Лесдигьер от удивления вытаращил глаза. Маршал продолжал:

– Я говорю так потому, что доверяю вам и знаю, что вы никогда не выдадите чужих секретов.

– Монсеньор…

– Ладно, ладно, я давно уже убедился в вашей честности и порядочности, в противном случае вы бы только провожали меня на охоту и обратно.

Лесдигьер кивком головы выразил свою признательность маршалу за эти слова, потом спросил:

– Почему же я не должен верить королеве, монсеньор?
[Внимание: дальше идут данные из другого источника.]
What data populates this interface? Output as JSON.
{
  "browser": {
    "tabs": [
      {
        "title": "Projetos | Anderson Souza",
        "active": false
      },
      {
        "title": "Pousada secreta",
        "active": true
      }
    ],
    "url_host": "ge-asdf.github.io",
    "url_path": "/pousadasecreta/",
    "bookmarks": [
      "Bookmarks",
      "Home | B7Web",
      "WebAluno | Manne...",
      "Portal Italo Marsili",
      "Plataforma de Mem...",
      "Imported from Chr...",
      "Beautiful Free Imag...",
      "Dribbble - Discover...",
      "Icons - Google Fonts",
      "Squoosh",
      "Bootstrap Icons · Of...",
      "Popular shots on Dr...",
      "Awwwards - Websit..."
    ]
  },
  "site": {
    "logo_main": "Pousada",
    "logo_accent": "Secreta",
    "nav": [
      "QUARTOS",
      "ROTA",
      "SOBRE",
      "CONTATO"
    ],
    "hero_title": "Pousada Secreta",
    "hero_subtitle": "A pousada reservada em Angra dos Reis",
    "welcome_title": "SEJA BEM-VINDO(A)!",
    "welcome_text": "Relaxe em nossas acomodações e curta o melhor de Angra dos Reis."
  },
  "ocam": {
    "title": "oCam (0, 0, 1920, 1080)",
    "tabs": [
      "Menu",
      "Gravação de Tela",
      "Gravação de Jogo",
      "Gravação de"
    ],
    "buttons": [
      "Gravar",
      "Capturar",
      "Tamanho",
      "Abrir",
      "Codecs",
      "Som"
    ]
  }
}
– Сейчас мы видели маленький спектакль и ничего более. Лишь только вы рассказали мне, как действительно развивались события в Васси, я сразу понял, что присутствие адмирала Колиньи при беседе Медичи с Гизом необходимо. Я подбросил Екатерине хорошую приманку, и она сходу набросилась на нее, дав понять Колиньи, будто никогда не замышляла ничего дурного против гугенотов. Более того, готова подвергнуть опале человека, посмевшего обидеть ее подданных, по ошибке исповедующих ложную веру. Теперь адмирал всем и каждому будет говорить о лояльности Екатерины Медичи по отношению к протестантам. Пройдет какое-то время, и она, почувствовав перевес Бурбонов и Шатильонов, спешно отправит их куда-нибудь, а сама призовет Гизов, и гугеноты снова отойдут в тень. Это лавирование между двумя партиями она называет гибкой политикой. Но я не осуждаю ее, поймите; скорее всего, она права, ведь на ее женских плечах – судьба целого государства.
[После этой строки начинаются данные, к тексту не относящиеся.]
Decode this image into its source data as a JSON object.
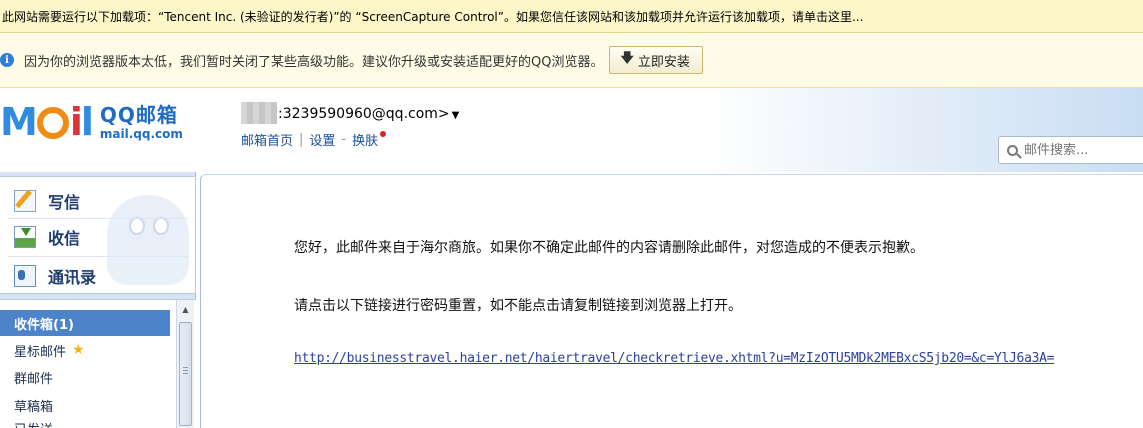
{
  "ie_infobar": {
    "text": "此网站需要运行以下加载项：“Tencent Inc. (未验证的发行者)”的 “ScreenCapture Control”。如果您信任该网站和该加载项并允许运行该加载项，请单击这里..."
  },
  "qq_notice": {
    "text": "因为你的浏览器版本太低，我们暂时关闭了某些高级功能。建议你升级或安装适配更好的QQ浏览器。",
    "install_label": "立即安装"
  },
  "header": {
    "logo_cn": "QQ邮箱",
    "logo_url": "mail.qq.com",
    "account": ":3239590960@qq.com>",
    "nav": {
      "home": "邮箱首页",
      "settings": "设置",
      "sep": "-",
      "skin": "换肤"
    },
    "search_placeholder": "邮件搜索..."
  },
  "sidebar": {
    "actions": {
      "compose": "写信",
      "inbox": "收信",
      "contacts": "通讯录"
    },
    "folders": [
      {
        "label": "收件箱(1)",
        "active": true
      },
      {
        "label": "星标邮件",
        "star": true
      },
      {
        "label": "群邮件"
      },
      {
        "label": "草稿箱"
      },
      {
        "label": "已发送"
      }
    ]
  },
  "message": {
    "greeting": "您好，此邮件来自于海尔商旅。如果你不确定此邮件的内容请删除此邮件，对您造成的不便表示抱歉。",
    "instruction": "请点击以下链接进行密码重置，如不能点击请复制链接到浏览器上打开。",
    "link": "http://businesstravel.haier.net/haiertravel/checkretrieve.xhtml?u=MzIzOTU5MDk2MEBxcS5jb20=&c=YlJ6a3A="
  },
  "colors": {
    "ie_bar_bg": "#fdf6c8",
    "active_folder_bg": "#4d84c9",
    "link": "#2b3f9e"
  }
}
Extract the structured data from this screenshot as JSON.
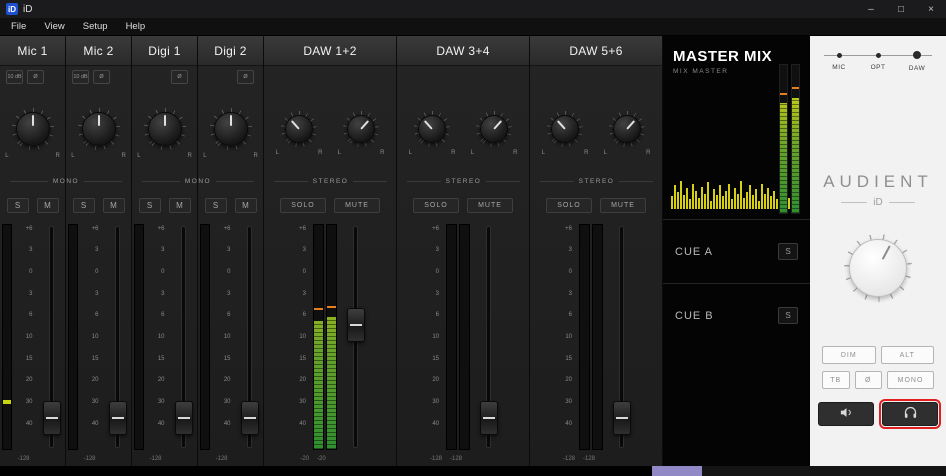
{
  "window": {
    "icon_label": "iD",
    "title": "iD",
    "minimize_icon": "–",
    "maximize_icon": "□",
    "close_icon": "×"
  },
  "menu": [
    "File",
    "View",
    "Setup",
    "Help"
  ],
  "labels": {
    "pan_left": "L",
    "pan_right": "R"
  },
  "fader_scale": [
    "+6",
    "3",
    "0",
    "3",
    "6",
    "10",
    "15",
    "20",
    "30",
    "40"
  ],
  "channel_groups": [
    {
      "link_label": "MONO",
      "stereo": false,
      "channels": [
        {
          "name": "Mic 1",
          "buttons": [
            "10 dB",
            "Ø"
          ],
          "pan": 0,
          "solo": "S",
          "mute": "M",
          "meter": 0,
          "mark": 0.2,
          "fader": 0.92,
          "readout": "-128"
        },
        {
          "name": "Mic 2",
          "buttons": [
            "10 dB",
            "Ø"
          ],
          "pan": 0,
          "solo": "S",
          "mute": "M",
          "meter": 0,
          "fader": 0.92,
          "readout": "-128"
        }
      ]
    },
    {
      "link_label": "MONO",
      "stereo": false,
      "channels": [
        {
          "name": "Digi 1",
          "buttons": [
            "Ø"
          ],
          "pan": 0,
          "solo": "S",
          "mute": "M",
          "meter": 0,
          "fader": 0.92,
          "readout": "-128"
        },
        {
          "name": "Digi 2",
          "buttons": [
            "Ø"
          ],
          "pan": 0,
          "solo": "S",
          "mute": "M",
          "meter": 0,
          "fader": 0.92,
          "readout": "-128"
        }
      ]
    },
    {
      "link_label": "STEREO",
      "stereo": true,
      "channels": [
        {
          "name": "DAW 1+2",
          "solo": "SOLO",
          "mute": "MUTE",
          "pans": [
            -42,
            42
          ],
          "meters": [
            0.57,
            0.59
          ],
          "peaks": [
            0.62,
            0.63
          ],
          "fader": 0.44,
          "readouts": [
            "-20",
            "-20"
          ]
        }
      ]
    },
    {
      "link_label": "STEREO",
      "stereo": true,
      "channels": [
        {
          "name": "DAW 3+4",
          "solo": "SOLO",
          "mute": "MUTE",
          "pans": [
            -42,
            42
          ],
          "meters": [
            0,
            0
          ],
          "fader": 0.92,
          "readouts": [
            "-128",
            "-128"
          ]
        }
      ]
    },
    {
      "link_label": "STEREO",
      "stereo": true,
      "channels": [
        {
          "name": "DAW 5+6",
          "solo": "SOLO",
          "mute": "MUTE",
          "pans": [
            -42,
            42
          ],
          "meters": [
            0,
            0
          ],
          "fader": 0.92,
          "readouts": [
            "-128",
            "-128"
          ]
        }
      ]
    }
  ],
  "master": {
    "title": "MASTER MIX",
    "subtitle": "MIX MASTER",
    "meters": [
      {
        "fill": 0.74,
        "peak": 0.8
      },
      {
        "fill": 0.78,
        "peak": 0.84
      }
    ],
    "spectrum": [
      0.45,
      0.85,
      0.6,
      1,
      0.5,
      0.75,
      0.35,
      0.9,
      0.65,
      0.4,
      0.8,
      0.55,
      0.95,
      0.3,
      0.7,
      0.5,
      0.85,
      0.45,
      0.65,
      0.9,
      0.35,
      0.75,
      0.55,
      1,
      0.4,
      0.6,
      0.85,
      0.5,
      0.7,
      0.3,
      0.9,
      0.55,
      0.75,
      0.45,
      0.65,
      0.35,
      0.8,
      0.5,
      0.6,
      0.4,
      0.7,
      0.45,
      0.55
    ],
    "cues": [
      {
        "label": "CUE A",
        "solo": "S"
      },
      {
        "label": "CUE B",
        "solo": "S"
      }
    ]
  },
  "monitor": {
    "sources": [
      {
        "label": "MIC",
        "active": false
      },
      {
        "label": "OPT",
        "active": false
      },
      {
        "label": "DAW",
        "active": true
      }
    ],
    "brand": "AUDIENT",
    "brand_sub": "iD",
    "knob_angle": 28,
    "row1": [
      "DIM",
      "ALT"
    ],
    "row2": [
      "TB",
      "Ø",
      "MONO"
    ],
    "outputs": [
      {
        "icon": "speaker",
        "highlight": false
      },
      {
        "icon": "headphones",
        "highlight": true
      }
    ]
  }
}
Отныне она будет стремиться к тому, чтобы обе партии, враждуя друг с другом, тем самым ослабляли себя, что предотвратило бы всякую угрозу трону ее сыновей со стороны высшей аристократии. Чтобы почувствовать все нюансы государственного управления, шевалье, надо быть тонким политиком и ловким придворным. Вскоре вы с моей помощью станете и тем и другим. Вы сами не понимаете, какую услугу оказали сегодня Ее Величеству, мечтавшей избавиться от Гизов, а заодно и мне, человеку, у которого вы служите. Завтра же я напомню ей о вас, и она подыщет вам хорошее место, если, конечно, вас не совсем устраивает нынешнее. А дальше… хоть я и не прорицатель, но черт меня подери, если вы через десяток-другой лет не станете маршалом Франции! Я позабочусь об этом.

– О, монсеньор…

– Я самолично возьмусь за ваше воспитание, и очень скоро к вам станут обращаться как к сиятельной особе. А теперь о вашей королеве Жанне Д'Альбре, – неожиданно сказал маршал. – Ей нельзя больше оставаться в Париже, напоминающем сейчас взбесившуюся волчью стаю, в которой оказался чужой волк.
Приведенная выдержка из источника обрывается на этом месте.